To understand how Maslow’s Hierarchy of Needs relates, we need to see the bigger picture.  Let’s start with Gallup’s “State of the American Workplace”. According to the report published last year, only 30 percent of employees are engaged.  Another 52 percent are disengaged and 18 percent are actively disengaged. What exactly does that mean?  It means that 70 percent of the American workforce is not committed to their organization’s goals and values.  They are not motivated to contribute to the organization’s success.  These workers are emotionally disconnected and less productive.

According to an article in Forbes, “Surprising, Disturbing Facts from the Mother of All Employee Engagement Surveys”, the leading factor that influences employee engagement is the relationship the employee has with their managers.  Choosing the right leaders significantly impacts the workforce.

“Outstanding leaders go out of their way to boost the self-esteem of their personnel. If people believe in themselves, it’s amazing what they can accomplish.” —Sam Walton
According to a study by Delloitte.com, “Global Human Capital Trends 2014—engaging the 21st Century Workforce”, 65 percent of executives rated “overwhelmed employees” as an urgent need that must be addressed.  The “always on” employee was built by mobile technology.  We are always connected 24/7.  The new “workaholic” lifestyle just increases with seniority and income.
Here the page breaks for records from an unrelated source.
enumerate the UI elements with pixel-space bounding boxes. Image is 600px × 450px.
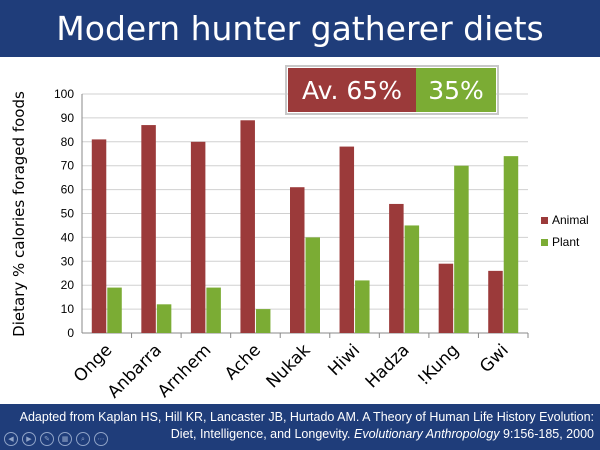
bar-animal [438, 263, 454, 333]
x-tick-label: !Kung [414, 340, 463, 389]
y-tick-label: 80 [61, 135, 75, 149]
x-tick-label: Hadza [362, 340, 414, 392]
y-tick-label: 60 [61, 183, 75, 197]
bar-animal [389, 203, 404, 333]
y-tick-label: 0 [67, 326, 74, 340]
x-tick-label: Anbarra [104, 340, 166, 402]
y-tick-label: 100 [54, 87, 74, 101]
y-tick-label: 30 [61, 254, 75, 268]
y-tick-label: 20 [61, 278, 75, 292]
bar-animal [141, 125, 156, 333]
x-tick-label: Hiwi [324, 340, 364, 380]
slides-icon[interactable]: ▦ [58, 432, 72, 446]
average-plant-box [416, 68, 496, 112]
bar-plant [255, 309, 271, 333]
y-tick-label: 70 [61, 159, 75, 173]
bar-animal [339, 146, 355, 333]
y-axis-label: Dietary % calories foraged foods [10, 91, 28, 337]
x-tick-label: Gwi [476, 340, 513, 377]
pen-icon[interactable]: ✎ [40, 432, 54, 446]
average-animal-box [288, 68, 416, 112]
bar-animal [91, 139, 107, 333]
x-tick-label: Arnhem [154, 340, 215, 401]
average-animal-label: Av. 65% [302, 76, 402, 105]
y-tick-label: 10 [61, 302, 75, 316]
citation-journal: Evolutionary Anthropology [354, 427, 500, 441]
legend-swatch-animal [541, 217, 548, 224]
bar-animal [190, 141, 206, 333]
title-bar: Modern hunter gatherer diets [0, 0, 600, 57]
citation-title: Diet, Intelligence, and Longevity. [170, 427, 354, 441]
y-tick-label: 50 [61, 207, 75, 221]
prev-icon[interactable]: ◀ [4, 432, 18, 446]
bar-plant [305, 237, 320, 333]
x-tick-label: Onge [70, 340, 116, 386]
y-tick-label: 40 [61, 230, 75, 244]
average-box-border [285, 65, 499, 115]
average-plant-label: 35% [428, 76, 484, 105]
zoom-icon[interactable]: ⌕ [76, 432, 90, 446]
bar-animal [488, 270, 503, 333]
citation-line-1: Adapted from Kaplan HS, Hill KR, Lancast… [19, 410, 594, 424]
bar-animal [290, 187, 305, 333]
x-tick-label: Nukak [263, 340, 315, 392]
bar-plant [206, 287, 221, 333]
bar-plant [156, 304, 172, 333]
next-icon[interactable]: ▶ [22, 432, 36, 446]
slideshow-controls: ◀ ▶ ✎ ▦ ⌕ ⋯ [4, 432, 108, 446]
legend-label-plant: Plant [552, 235, 580, 249]
bar-animal [240, 120, 255, 333]
bar-plant [404, 225, 420, 333]
legend-swatch-plant [541, 239, 548, 246]
bar-plant [454, 165, 469, 333]
citation-volume: 9:156-185, 2000 [499, 427, 594, 441]
x-tick-label: Ache [221, 340, 265, 384]
bar-plant [503, 156, 519, 333]
slide-title: Modern hunter gatherer diets [56, 9, 544, 48]
citation-line-2: Diet, Intelligence, and Longevity. Evolu… [171, 427, 594, 441]
more-icon[interactable]: ⋯ [94, 432, 108, 446]
y-tick-label: 90 [61, 111, 75, 125]
bar-plant [107, 287, 122, 333]
bar-plant [355, 280, 370, 333]
legend-label-animal: Animal [552, 213, 589, 227]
In addition to employees being overwhelmed, some other reasons for disengaged employees are: workload is too high, companies that do not invest in talent development, no advancement opportunities for high performers, non-inclusive culture, transitions in leadership.

“People leave managers, not organizations.” —Anonymous
The key to engaging employees, motivating your team, and increasing productivity in the long run is to invest in your workers.  Re-design the position, add benefits that matter, change the work environment and develop your team and leadership.  It is not always easy to re-engage a disengaged employee, but people aren’t motivated by the bottom line.  They are motivated by the things that meet their hierarchy of needs.